I think the irony is that I am quite certain these so-called "immature" people are quite mature, and the reason I am unable to make friends with people my age is because I am nowhere near as mature as them.
A lot of this, I think, would be based on how we define "maturity". In the simplest of models, we still can attribute the source of why one is smart or mature: they can have the so-called "book smarts", where they know a lot of academic knowledge, or a lot of "street smarts", or lots of social knowledge.
I'm convinced that maturity is really a question of "street smarts". We mature by being able to talk to a diverse array of people and select the best of what we see and experience to total to a personality -- our personality. Sharing experiences with each other is far more powerful -- and far more convincing than reading something in a book or learning it in college, especially when it comes to meeting and understanding other people; and in the end, doesn't everything boil down to meeting and understanding people?

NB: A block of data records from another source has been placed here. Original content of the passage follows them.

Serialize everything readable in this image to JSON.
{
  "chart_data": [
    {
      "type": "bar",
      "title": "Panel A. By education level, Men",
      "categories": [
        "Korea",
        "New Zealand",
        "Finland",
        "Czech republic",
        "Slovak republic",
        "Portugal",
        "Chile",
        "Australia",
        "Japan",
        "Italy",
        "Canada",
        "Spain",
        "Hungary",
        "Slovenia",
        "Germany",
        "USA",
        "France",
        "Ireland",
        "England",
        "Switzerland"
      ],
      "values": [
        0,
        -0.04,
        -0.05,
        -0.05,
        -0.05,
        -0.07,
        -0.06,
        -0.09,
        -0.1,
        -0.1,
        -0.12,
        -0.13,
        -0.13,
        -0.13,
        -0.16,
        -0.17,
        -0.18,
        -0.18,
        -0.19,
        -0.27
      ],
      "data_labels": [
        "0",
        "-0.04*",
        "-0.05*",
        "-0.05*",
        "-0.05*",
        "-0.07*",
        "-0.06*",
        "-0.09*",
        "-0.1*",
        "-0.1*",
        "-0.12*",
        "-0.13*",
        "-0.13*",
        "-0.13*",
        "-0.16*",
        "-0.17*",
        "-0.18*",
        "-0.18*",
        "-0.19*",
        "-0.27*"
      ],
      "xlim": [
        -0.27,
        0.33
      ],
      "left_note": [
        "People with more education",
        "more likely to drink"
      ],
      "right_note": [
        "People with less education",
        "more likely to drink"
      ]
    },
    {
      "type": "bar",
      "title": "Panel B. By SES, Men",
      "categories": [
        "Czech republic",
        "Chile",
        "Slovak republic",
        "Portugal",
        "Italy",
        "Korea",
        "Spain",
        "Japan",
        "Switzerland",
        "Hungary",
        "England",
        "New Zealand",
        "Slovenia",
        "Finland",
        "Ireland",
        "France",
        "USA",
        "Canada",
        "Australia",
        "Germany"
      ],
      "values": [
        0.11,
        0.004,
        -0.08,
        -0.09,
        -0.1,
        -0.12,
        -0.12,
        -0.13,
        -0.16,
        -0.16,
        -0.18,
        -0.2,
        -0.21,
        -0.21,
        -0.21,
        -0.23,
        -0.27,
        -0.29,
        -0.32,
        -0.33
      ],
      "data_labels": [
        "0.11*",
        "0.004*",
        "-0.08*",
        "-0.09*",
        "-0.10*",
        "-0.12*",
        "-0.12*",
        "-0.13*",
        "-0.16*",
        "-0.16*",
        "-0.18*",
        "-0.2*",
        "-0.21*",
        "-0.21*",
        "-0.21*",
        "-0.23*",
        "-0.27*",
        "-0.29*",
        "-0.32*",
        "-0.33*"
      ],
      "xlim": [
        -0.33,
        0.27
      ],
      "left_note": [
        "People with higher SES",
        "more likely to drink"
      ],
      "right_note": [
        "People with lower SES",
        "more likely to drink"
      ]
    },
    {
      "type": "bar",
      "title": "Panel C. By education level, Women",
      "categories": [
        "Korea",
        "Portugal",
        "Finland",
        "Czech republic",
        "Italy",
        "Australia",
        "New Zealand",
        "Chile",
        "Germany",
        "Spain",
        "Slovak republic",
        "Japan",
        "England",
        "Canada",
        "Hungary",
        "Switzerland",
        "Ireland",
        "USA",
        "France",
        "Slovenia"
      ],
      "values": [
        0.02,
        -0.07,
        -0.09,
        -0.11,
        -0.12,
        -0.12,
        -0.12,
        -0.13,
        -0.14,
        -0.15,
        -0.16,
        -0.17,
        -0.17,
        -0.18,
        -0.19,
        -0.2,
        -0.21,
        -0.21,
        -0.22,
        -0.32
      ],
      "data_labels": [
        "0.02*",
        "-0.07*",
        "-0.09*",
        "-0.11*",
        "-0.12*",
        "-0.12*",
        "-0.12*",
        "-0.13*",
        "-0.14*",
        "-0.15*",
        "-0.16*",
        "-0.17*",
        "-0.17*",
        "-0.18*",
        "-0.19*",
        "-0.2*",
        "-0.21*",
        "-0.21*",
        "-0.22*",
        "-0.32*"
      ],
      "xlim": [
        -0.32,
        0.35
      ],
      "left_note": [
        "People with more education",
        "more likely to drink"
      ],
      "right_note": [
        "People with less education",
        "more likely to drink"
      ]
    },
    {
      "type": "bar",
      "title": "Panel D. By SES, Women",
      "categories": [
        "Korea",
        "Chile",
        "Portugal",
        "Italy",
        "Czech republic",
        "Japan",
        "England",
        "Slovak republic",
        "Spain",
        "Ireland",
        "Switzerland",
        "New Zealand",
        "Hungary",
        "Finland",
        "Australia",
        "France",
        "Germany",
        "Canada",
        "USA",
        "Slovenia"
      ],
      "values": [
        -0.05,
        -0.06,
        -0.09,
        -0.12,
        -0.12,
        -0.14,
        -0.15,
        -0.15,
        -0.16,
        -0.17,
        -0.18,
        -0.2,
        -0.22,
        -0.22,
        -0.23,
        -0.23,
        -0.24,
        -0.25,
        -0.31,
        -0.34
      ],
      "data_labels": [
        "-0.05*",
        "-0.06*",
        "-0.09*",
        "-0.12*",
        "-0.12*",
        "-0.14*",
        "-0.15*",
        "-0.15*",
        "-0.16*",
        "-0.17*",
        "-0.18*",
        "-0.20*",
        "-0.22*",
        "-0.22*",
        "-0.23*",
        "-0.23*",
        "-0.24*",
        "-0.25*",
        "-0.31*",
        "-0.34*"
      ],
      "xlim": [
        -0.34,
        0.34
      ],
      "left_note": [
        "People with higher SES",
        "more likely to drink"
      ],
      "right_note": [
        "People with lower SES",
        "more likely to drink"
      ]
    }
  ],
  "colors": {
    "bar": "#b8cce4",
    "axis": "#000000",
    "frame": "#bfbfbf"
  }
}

With that in mind, most of my friends back in North Carolina are two years younger than I am. I repeatedly tell them that it's easier to relate to them, who are still going through their high school "firsts", than with people my age, who have Seen It All.
My history professor remarked, in ironic jest, that by my age we have become jaded at the world around us, and there is a moment of truth in the irony. In a Scrabble game I played in my Scrabble class a few days ago, my co-teacher drew the word "CONDOMS" straight out of the bag and proceeded to show it to us in the hopes of us laughing. Most of the class seemed to be indifferent -- as if they were Too Mature to Care and had Seen It All. But then, I am convinced I have the maturity of a 15- or 16-year-old, but that's a different thread.